Fall is a time of pondering and looking back, for me. It's a time to sit and remember times that once were but can never be again. It's my season to enjoy my hot chocolate on the porch with a good book and some self-reflection.
It may not be fall yet, but the temperatures have lured me to that place of remembering already. Many times. On my mind lately is that there are certain things I can't say. Luxuries given to other wives that I don't have the freedom to speak.
I wish I could've loved just one man for my entire life, but that is not the road God chose for me. And that is not the road I prefer either. Do I seem to be contradicting myself? Let me explain... I WISH I had that luxury of NOT knowing what it is like to love 2 men. I wish Andrew had never died. I wish I could've had his children and lived happily ever after in ignorance about the possibility that God had something different in His perfect plan. I prefer His plan, though. And I prefer the blessed life that He has given me; knowing that I have been loved WELL by two great men is a gift that I am happy to receive.
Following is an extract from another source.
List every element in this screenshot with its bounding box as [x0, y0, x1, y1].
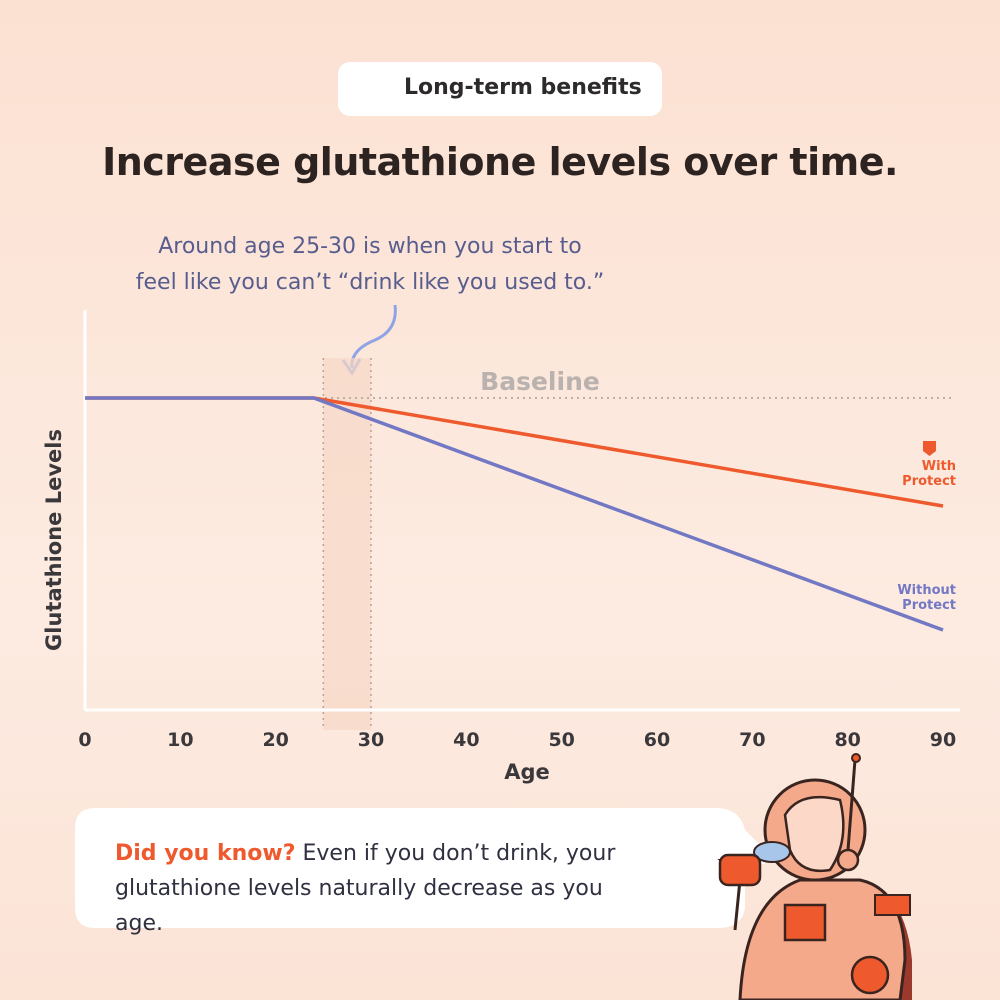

So, while I am not able to say that my husband is the only man I have ever loved, I will be able to tell my children that their daddy is the man that I love more than anything on earth both now and happily ever after. And some day I will tell them about the other man that I loved once upon a time in a land far, far away.

3 comments:
beautifully written.
I think it's rare thing for a woman to be able to point across the room to her first true love...
...and it's even more rare to have had two true loves.
You have the more important story.
Tarah,
This was beautiful! Everyone has a different journey! It is amazing to watch those closest to you live their journey in such a beautiful way!